Unfortunately, most companies have upwards of 90% of their items behaving intermittently at the granularity that matters, and the trend is that is getting worse. Hence, for the vast majority of items a statistical forecast is not adding any value. Generally, through unwarranted adherence to such forecast, value is destroyed.

Probabilistic forecasts on the other hand, are especially suited for intermittent demand patterns. Rather than state some average level, which will never occur as an actual, they state the probability of occurrence for each demand level. One way of looking at this (one of many) is future demand trends. Have you ever wondered if current trends will continue, get worse or better? The answer is not a single trend line. It can however be very elegantly expressed in terms of a projection of probabilities.

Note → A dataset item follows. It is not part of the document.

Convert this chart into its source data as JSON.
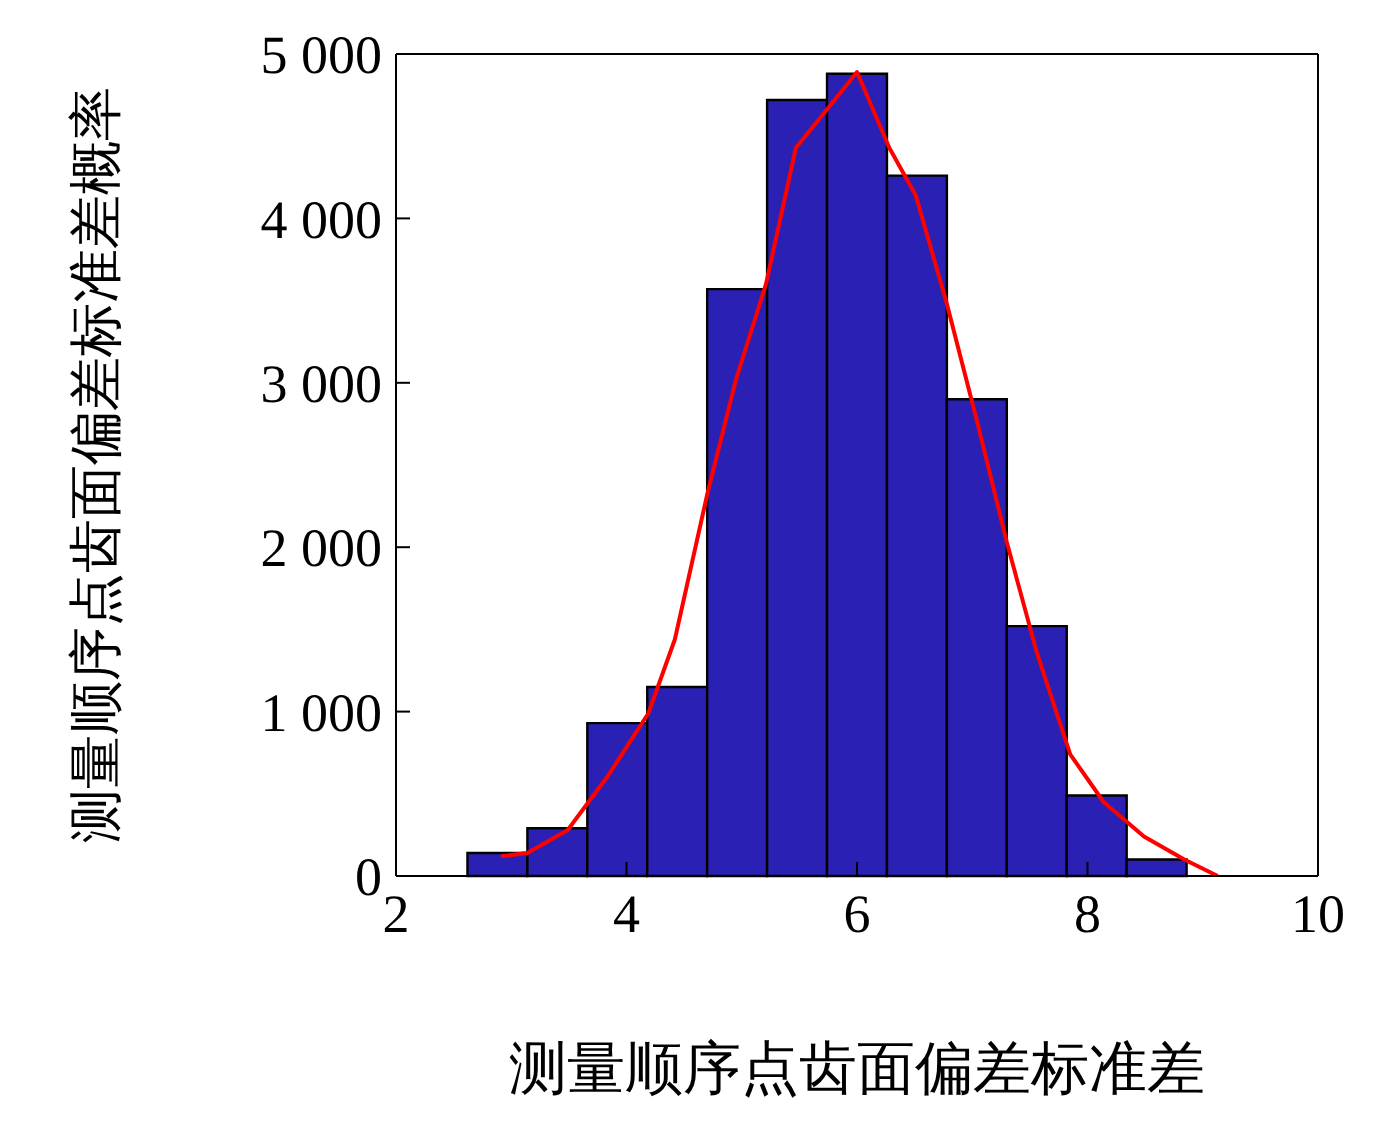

At some point a probabilistic forecast output needs to be shared with a deterministic system. At that point, richness of information and value are lost. To capture as much value as possible that hand-off needs to be deferred as much as possible. For example, if the probabilistic forecast is used by probabilistic inventory optimization and probabilistic planning and scheduling systems the value is fully utilized. Only when generating orders does it need to become deterministic. There are various ways to capture at least part of the extra value even if the forecast is the only probabilistic system used. More on that in future articles.

Difference in impact: accuracy vs precision

Statistical forecasts are precise by definition. They are provided as exact numbers of what will happen in future periods. They are however highly inaccurate. The exact numbers are seldom correct.

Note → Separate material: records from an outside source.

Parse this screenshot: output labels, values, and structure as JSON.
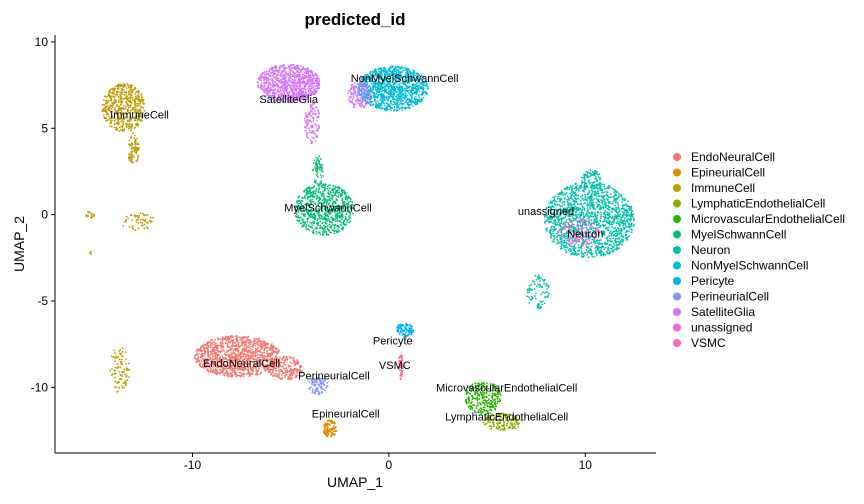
{
  "chart_data": {
    "type": "scatter",
    "title": "predicted_id",
    "xlabel": "UMAP_1",
    "ylabel": "UMAP_2",
    "xlim": [
      -17,
      13.6
    ],
    "ylim": [
      -13.8,
      10.4
    ],
    "xticks": [
      -10,
      0,
      10
    ],
    "yticks": [
      -10,
      -5,
      0,
      5,
      10
    ],
    "grid": false,
    "legend_position": "right",
    "series": [
      {
        "name": "EndoNeuralCell",
        "color": "#F8766D",
        "clusters": [
          {
            "x": -7.7,
            "y": -8.2,
            "rx": 2.2,
            "ry": 1.2,
            "n": 1100
          },
          {
            "x": -5.3,
            "y": -8.9,
            "rx": 0.9,
            "ry": 0.7,
            "n": 200
          }
        ],
        "label": {
          "text": "EndoNeuralCell",
          "x": -7.5,
          "y": -8.6
        }
      },
      {
        "name": "EpineurialCell",
        "color": "#E18A00",
        "clusters": [
          {
            "x": -3.0,
            "y": -12.4,
            "rx": 0.35,
            "ry": 0.5,
            "n": 110
          }
        ],
        "label": {
          "text": "EpineurialCell",
          "x": -2.2,
          "y": -11.5
        }
      },
      {
        "name": "ImmuneCell",
        "color": "#BE9C00",
        "clusters": [
          {
            "x": -13.5,
            "y": 6.2,
            "rx": 1.1,
            "ry": 1.4,
            "n": 500
          },
          {
            "x": -13.0,
            "y": 3.8,
            "rx": 0.3,
            "ry": 0.9,
            "n": 80
          },
          {
            "x": -15.2,
            "y": 0.0,
            "rx": 0.25,
            "ry": 0.2,
            "n": 15
          },
          {
            "x": -12.8,
            "y": -0.4,
            "rx": 0.9,
            "ry": 0.5,
            "n": 60
          },
          {
            "x": -13.7,
            "y": -9.0,
            "rx": 0.5,
            "ry": 1.4,
            "n": 90
          },
          {
            "x": -15.2,
            "y": -2.2,
            "rx": 0.1,
            "ry": 0.1,
            "n": 5
          }
        ],
        "label": {
          "text": "ImmuneCell",
          "x": -12.7,
          "y": 5.8
        }
      },
      {
        "name": "LymphaticEndothelialCell",
        "color": "#8CAB00",
        "clusters": [
          {
            "x": 5.8,
            "y": -12.0,
            "rx": 1.0,
            "ry": 0.5,
            "n": 150
          }
        ],
        "label": {
          "text": "LymphaticEndothelialCell",
          "x": 6.0,
          "y": -11.7
        }
      },
      {
        "name": "MicrovascularEndothelialCell",
        "color": "#24B700",
        "clusters": [
          {
            "x": 4.8,
            "y": -10.6,
            "rx": 0.9,
            "ry": 1.0,
            "n": 250
          }
        ],
        "label": {
          "text": "MicrovascularEndothelialCell",
          "x": 6.0,
          "y": -10.0
        }
      },
      {
        "name": "MyelSchwannCell",
        "color": "#00BE70",
        "clusters": [
          {
            "x": -3.3,
            "y": 0.3,
            "rx": 1.5,
            "ry": 1.5,
            "n": 700
          },
          {
            "x": -3.6,
            "y": 2.5,
            "rx": 0.3,
            "ry": 0.9,
            "n": 60
          }
        ],
        "label": {
          "text": "MyelSchwannCell",
          "x": -3.1,
          "y": 0.4
        }
      },
      {
        "name": "Neuron",
        "color": "#00C1AB",
        "clusters": [
          {
            "x": 10.2,
            "y": -0.3,
            "rx": 2.3,
            "ry": 2.2,
            "n": 1500
          },
          {
            "x": 7.6,
            "y": -4.5,
            "rx": 0.6,
            "ry": 1.0,
            "n": 90
          },
          {
            "x": 10.3,
            "y": 2.0,
            "rx": 0.5,
            "ry": 0.6,
            "n": 80
          }
        ],
        "label": {
          "text": "Neuron",
          "x": 10.0,
          "y": -1.1
        }
      },
      {
        "name": "NonMyelSchwannCell",
        "color": "#00BBDA",
        "clusters": [
          {
            "x": 0.2,
            "y": 7.3,
            "rx": 1.8,
            "ry": 1.3,
            "n": 1100
          }
        ],
        "label": {
          "text": "NonMyelSchwannCell",
          "x": 0.8,
          "y": 7.9
        }
      },
      {
        "name": "Pericyte",
        "color": "#00ACFC",
        "clusters": [
          {
            "x": 0.8,
            "y": -6.7,
            "rx": 0.45,
            "ry": 0.4,
            "n": 100
          }
        ],
        "label": {
          "text": "Pericyte",
          "x": 0.2,
          "y": -7.3
        }
      },
      {
        "name": "PerineurialCell",
        "color": "#8B93FF",
        "clusters": [
          {
            "x": -3.6,
            "y": -9.9,
            "rx": 0.5,
            "ry": 0.5,
            "n": 90
          }
        ],
        "label": {
          "text": "PerineurialCell",
          "x": -2.8,
          "y": -9.3
        }
      },
      {
        "name": "SatelliteGlia",
        "color": "#D575FE",
        "clusters": [
          {
            "x": -5.1,
            "y": 7.6,
            "rx": 1.6,
            "ry": 1.1,
            "n": 900
          },
          {
            "x": -3.9,
            "y": 5.3,
            "rx": 0.4,
            "ry": 1.2,
            "n": 120
          },
          {
            "x": -1.5,
            "y": 6.9,
            "rx": 0.6,
            "ry": 0.8,
            "n": 150
          }
        ],
        "label": {
          "text": "SatelliteGlia",
          "x": -5.1,
          "y": 6.7
        }
      },
      {
        "name": "unassigned",
        "color": "#F962DD",
        "clusters": [
          {
            "x": 9.7,
            "y": -1.0,
            "rx": 1.1,
            "ry": 0.8,
            "n": 120
          }
        ],
        "label": {
          "text": "unassigned",
          "x": 8.0,
          "y": 0.2
        }
      },
      {
        "name": "VSMC",
        "color": "#FF65AC",
        "clusters": [
          {
            "x": 0.6,
            "y": -8.8,
            "rx": 0.12,
            "ry": 0.8,
            "n": 50
          }
        ],
        "label": {
          "text": "VSMC",
          "x": 0.3,
          "y": -8.7
        }
      }
    ]
  }
}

Probabilistic forecast on the other hand are not precise at all. They are expressed as vague ranges with probabilities that any value in the range may occur. However, if done well, probabilistic forecasts are highly accurate

If the distinction is not clear, I recommend the article "Are You Confusing Precision for Accuracy?", which explains the difference.

Accuracy without precision is perfectly fine. Granted, not as great as having both at the same time, but if one has to give, it must be precision. Accuracy is a metric that tells us how good the result is. Precision expresses a level of confidence in the results.

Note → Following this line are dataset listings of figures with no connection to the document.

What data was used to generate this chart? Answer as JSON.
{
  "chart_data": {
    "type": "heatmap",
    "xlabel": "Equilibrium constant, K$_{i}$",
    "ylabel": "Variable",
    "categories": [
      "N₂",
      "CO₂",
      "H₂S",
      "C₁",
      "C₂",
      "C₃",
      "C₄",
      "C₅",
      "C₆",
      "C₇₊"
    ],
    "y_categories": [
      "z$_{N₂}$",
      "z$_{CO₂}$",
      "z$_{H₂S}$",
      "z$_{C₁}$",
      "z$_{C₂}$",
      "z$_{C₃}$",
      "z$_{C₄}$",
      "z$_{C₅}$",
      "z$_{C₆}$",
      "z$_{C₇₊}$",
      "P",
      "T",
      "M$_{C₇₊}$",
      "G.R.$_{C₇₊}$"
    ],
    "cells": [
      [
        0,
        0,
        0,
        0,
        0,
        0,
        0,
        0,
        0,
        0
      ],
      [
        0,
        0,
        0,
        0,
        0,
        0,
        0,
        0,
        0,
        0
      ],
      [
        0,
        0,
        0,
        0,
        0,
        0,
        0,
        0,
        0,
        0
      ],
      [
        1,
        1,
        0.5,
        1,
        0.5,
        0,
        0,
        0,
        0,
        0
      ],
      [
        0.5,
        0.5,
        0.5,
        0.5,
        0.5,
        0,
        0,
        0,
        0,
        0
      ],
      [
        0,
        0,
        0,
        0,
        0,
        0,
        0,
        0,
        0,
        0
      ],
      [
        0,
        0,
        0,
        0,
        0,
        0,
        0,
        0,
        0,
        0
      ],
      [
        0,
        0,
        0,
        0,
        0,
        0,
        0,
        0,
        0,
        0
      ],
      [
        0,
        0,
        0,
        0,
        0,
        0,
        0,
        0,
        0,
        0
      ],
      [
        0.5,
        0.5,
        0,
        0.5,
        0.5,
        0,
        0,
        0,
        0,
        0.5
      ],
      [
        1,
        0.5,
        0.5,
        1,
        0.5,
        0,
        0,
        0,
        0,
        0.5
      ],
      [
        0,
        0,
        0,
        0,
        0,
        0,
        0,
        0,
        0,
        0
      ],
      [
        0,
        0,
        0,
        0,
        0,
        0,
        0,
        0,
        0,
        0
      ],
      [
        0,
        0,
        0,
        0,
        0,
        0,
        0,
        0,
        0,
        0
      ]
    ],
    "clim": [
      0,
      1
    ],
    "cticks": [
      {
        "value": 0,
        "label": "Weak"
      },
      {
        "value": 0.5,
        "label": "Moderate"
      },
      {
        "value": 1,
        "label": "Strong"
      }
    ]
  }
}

It should be clear that precision without accuracy is meaningless and useless. Worse, the false perception of accuracy will drive bad business decisions and bad planning decisions. It is false confidence in bad numbers. This is the easiest trap of all to fall into. Even many experts and vendors are unaware that this kind of error permeates all their plans and systems. Just think about all the planning processes you know of, and ask yourself the following two questions:

  1. How many plan calculations are based on exact numbers when those numbers are uncertain?
  2. How many plans create outputs that are more precise than their inputs?

An example of the first is using exact forecast numbers in planning. An example of the second is using monthly demand data to generate forecasts by week or day (usually by splitting demand values, sometimes by prorating demand). All of those make the costly mistake of valuing precision over accuracy.

Plans based on statistical forecasts will be ever-changing. There will be constant fire-fighting, where planners are tackling one emergency after another. Many times, expensive alternatives are required, such as expediting, that undo all of the value promised by a carefully made plan. Plans based on probabilistic forecasts however are stable. The most likely and the most impactful scenarios have already been accounted for. Decisions were made ahead of time, that if a certain improbable but high impact event were to occur, what would be the response, if any. And crucially, those decisions were made jointly by all stakeholders before everyone was running around like chickens without their heads, rather than one planner in the midst of the chaos.

The value of significant greater accuracy of probabilistic forecasts cannot be ignored. But the real impact is the stabilization of the supply chain from mayhem to full control.